Cookin’ with Condley
Published 2:30 pm Thursday, July 20, 2023
By Sarah Condley
As most of you know, I’m an avid recipe reader and collector. When I started writing this column, I intended to stop collecting recipes and start preparing those I’d been saving for years. Well, I started preparing some of those collected recipes, and I enjoy sharing my successes and failures with you; but I never really stopped clipping recipes – I guess you might call it an obsession.
Email newsletter signup
To be organized, I file each type of recipe in its own file. One day as I thumbed through my “other meat file” (one folder is devoted entirely to chicken, and this one contains recipes for pork and beef), I found an article that I’d torn from the 2007 issue of Southern Living Magazine. I’m sure the thing that caught my eye was the title of the article in that magazine, “Six-Ingredient Entrees.” When I tore that recipe from the magazine, I was working outside the home and typically wanted to fix something for supper that wouldn’t require being in the kitchen all night.
After reviewing the four recipes that made up that article, I knew I wanted to try the Dijon Pork Loin. Myrtle Jonson of Metter, Georgia had submitted the recipe.
We had all of the ingredients called for in the recipe and all I had to do was thaw the pork loin for the next day’s evening meal.
Early in the afternoon the next day, I turned on the oven to preheat and started looking through a big drawer holding my cookie sheet pans, skillet lids, pizza rack, etc., hoping to find a broiler pan. I don’t remember using one, but I was sure one came with our oven, and if I still had it, it would be in the bottom of that drawer. Sure enough, after removing everything from the drawer, that pan was right where I thought it might be. Now that that issue was solved, it was time to prepare the pork for roasting. First, I lined the broiler pan with foil, and, hopefully, for easy cleanup, I covered the broiler pan rack with aluminum foil and cut slits in it for the juice to run into the pan beneath.
I combined the first four ingredients listed in the recipe, which was very simple. Next, I trimmed some of the fat off the pork loin and rubbed the mustard mixture all over it. I set the pork loin on the pan and put it in the oven, setting the timer for 20 minutes. When the buzzer sounded, I reduced the oven heat to 350 and reset the timer for 55 minutes. Remember, we like our pork well done, so I figured the longer cooking time was just what I needed; for well-done pork, the internal temperature should be 170 degrees. At about the 40-minute mark, I looked in on the pork, and it was browning nicely. I didn’t want it to over-brown, so I opened the oven door, tented the pork with aluminum foil, shut the oven door and waited.
When the timer sounded for the second time, I inserted a meat thermometer into the middle of the pork loin and the internal temperature only registered 150 degrees. So, I set the timer for an additional ten minutes. This time after checking the meat’s temperature it was around 165, so I removed the meat from the oven and let it rest for 15 minutes. I rechecked the temperature, and it was a perfect 170 degrees, and we were ready to eat.
Brad and I sat down at the table; he blessed the food and thanked God for the many blessings He bestows on us, and after amen, we were ready to fill our plates and eat.
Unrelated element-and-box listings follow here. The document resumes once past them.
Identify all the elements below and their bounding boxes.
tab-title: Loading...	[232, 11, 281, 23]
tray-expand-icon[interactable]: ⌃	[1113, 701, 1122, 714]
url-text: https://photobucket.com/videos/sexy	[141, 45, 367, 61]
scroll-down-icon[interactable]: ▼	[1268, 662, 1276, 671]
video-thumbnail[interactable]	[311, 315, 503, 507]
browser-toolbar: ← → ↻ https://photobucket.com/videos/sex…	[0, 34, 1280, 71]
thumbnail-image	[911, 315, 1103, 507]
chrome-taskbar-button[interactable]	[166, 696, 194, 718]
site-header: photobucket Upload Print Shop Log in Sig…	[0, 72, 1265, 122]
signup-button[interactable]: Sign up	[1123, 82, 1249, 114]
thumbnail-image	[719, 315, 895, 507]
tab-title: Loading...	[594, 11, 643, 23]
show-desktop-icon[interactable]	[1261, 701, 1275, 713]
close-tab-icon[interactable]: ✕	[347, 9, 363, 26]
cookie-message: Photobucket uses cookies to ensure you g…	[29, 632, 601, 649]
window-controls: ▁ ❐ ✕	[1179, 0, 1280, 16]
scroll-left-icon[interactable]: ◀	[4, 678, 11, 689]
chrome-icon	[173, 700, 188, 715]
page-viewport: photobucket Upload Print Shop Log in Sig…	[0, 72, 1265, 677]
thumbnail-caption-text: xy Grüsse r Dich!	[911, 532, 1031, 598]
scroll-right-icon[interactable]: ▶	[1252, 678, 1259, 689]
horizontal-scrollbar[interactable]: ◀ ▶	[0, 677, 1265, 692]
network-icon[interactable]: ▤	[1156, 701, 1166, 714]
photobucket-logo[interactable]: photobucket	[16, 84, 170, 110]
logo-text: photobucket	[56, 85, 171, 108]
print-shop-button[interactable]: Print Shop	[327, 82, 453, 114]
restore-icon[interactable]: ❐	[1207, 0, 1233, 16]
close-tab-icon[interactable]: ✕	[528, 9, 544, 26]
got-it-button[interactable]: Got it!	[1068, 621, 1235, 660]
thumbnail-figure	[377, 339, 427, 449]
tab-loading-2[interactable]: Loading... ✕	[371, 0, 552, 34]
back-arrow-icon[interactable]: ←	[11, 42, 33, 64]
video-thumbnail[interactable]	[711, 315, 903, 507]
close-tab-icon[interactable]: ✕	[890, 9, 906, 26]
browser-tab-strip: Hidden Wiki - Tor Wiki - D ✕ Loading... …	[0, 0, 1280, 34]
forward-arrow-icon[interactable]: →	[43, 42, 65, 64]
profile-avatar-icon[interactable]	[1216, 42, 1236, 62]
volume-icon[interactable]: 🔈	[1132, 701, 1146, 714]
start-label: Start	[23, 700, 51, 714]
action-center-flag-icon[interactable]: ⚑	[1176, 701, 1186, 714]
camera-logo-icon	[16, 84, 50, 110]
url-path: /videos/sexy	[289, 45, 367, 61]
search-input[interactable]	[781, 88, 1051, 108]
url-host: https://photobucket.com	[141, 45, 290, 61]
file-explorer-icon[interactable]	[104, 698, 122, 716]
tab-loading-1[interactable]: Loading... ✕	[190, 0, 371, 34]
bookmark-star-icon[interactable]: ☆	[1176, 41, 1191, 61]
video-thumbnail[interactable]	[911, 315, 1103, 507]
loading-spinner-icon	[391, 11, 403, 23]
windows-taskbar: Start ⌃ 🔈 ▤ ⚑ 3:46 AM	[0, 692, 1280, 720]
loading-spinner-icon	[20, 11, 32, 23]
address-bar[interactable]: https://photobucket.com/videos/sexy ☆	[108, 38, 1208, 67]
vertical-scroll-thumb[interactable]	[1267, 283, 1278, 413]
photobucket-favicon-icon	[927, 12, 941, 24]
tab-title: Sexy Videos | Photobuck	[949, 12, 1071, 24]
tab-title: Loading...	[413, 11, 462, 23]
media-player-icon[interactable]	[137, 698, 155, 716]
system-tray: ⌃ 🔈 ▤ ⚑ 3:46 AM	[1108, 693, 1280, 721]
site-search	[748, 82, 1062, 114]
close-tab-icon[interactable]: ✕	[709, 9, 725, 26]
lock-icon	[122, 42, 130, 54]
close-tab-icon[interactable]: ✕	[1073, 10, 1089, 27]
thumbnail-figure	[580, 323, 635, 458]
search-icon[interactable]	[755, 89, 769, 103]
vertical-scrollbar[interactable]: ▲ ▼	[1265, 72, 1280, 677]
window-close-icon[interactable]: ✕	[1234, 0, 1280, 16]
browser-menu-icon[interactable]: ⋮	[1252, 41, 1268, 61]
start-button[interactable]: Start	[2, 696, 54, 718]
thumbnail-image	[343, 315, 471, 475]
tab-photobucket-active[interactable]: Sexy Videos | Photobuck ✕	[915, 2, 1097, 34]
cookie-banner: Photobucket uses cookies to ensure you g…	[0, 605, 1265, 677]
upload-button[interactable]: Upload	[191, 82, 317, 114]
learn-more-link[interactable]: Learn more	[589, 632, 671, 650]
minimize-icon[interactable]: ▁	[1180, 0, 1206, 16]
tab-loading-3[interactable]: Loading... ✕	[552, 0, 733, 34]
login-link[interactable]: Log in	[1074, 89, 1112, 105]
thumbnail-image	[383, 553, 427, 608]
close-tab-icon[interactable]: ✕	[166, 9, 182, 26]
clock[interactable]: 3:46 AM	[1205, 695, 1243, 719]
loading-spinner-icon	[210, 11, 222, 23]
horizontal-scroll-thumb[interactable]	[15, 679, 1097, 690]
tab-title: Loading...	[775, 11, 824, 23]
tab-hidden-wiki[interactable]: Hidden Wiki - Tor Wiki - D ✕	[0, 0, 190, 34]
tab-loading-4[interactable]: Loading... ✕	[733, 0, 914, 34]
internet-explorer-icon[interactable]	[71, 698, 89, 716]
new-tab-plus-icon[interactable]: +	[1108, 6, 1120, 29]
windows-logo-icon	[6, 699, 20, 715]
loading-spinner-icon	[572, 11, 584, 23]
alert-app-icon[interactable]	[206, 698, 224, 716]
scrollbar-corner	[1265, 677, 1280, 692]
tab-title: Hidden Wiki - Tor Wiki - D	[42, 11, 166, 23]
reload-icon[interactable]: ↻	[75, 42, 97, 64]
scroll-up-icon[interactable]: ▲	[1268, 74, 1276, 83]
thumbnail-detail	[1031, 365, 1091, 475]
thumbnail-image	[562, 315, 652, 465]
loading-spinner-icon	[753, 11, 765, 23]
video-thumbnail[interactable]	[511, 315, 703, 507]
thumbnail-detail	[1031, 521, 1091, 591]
I usually wait until after Brad has taken a couple of bites of meat before I ask him what he thinks, and this night was no different. While he chewed, I took a few bites and thought it was pretty good. After swallowing, Brad agreed. The only complaint we had was that the mustard rub’s great flavor was just on the outside and we didn’t get that with every bite.
The recipe mentions a couple of optional garnishes for this recipe, but I did not include either of them. I’m not really sure what the purpose would be. So, for me, this was only a five-ingredient entrée – and oh so simple to prepare.
I have to say this is a definite “Nailed it,” and it will be added to my self-made cookbook. If you try this recipe, I don’t think you will be disappointed.
By the way, I will be taking a little break from writing but will be back at it in a few weeks.
Dijon Pork Loin
• 4 Tablespoons steak seasoning
• 2 Tablespoons all-purpose flour
• 1/4 cup butter, melted
• 2 Tablespoons Dijon mustard
• 1 (3 1/2 to 4 pound) boneless pork loin roast, trimmed
• Garnishes: fresh basil leaves, cherry tomatoes
• Combine first 4 ingredients in a small bowl. Rub mustard mixture evenly over roast. Place roast on an aluminum foil lined broiler pan.
• Bake at 475 degrees for 20 minutes. Reduce heat to 350 degrees and bake 50 to 55 minutes or until a meat thermometer inserted in thickest portion registers 155 degrees. Remove from oven and let stand 15 minutes or until thermometer reaches 160 degrees before slicing. Garnish if desired.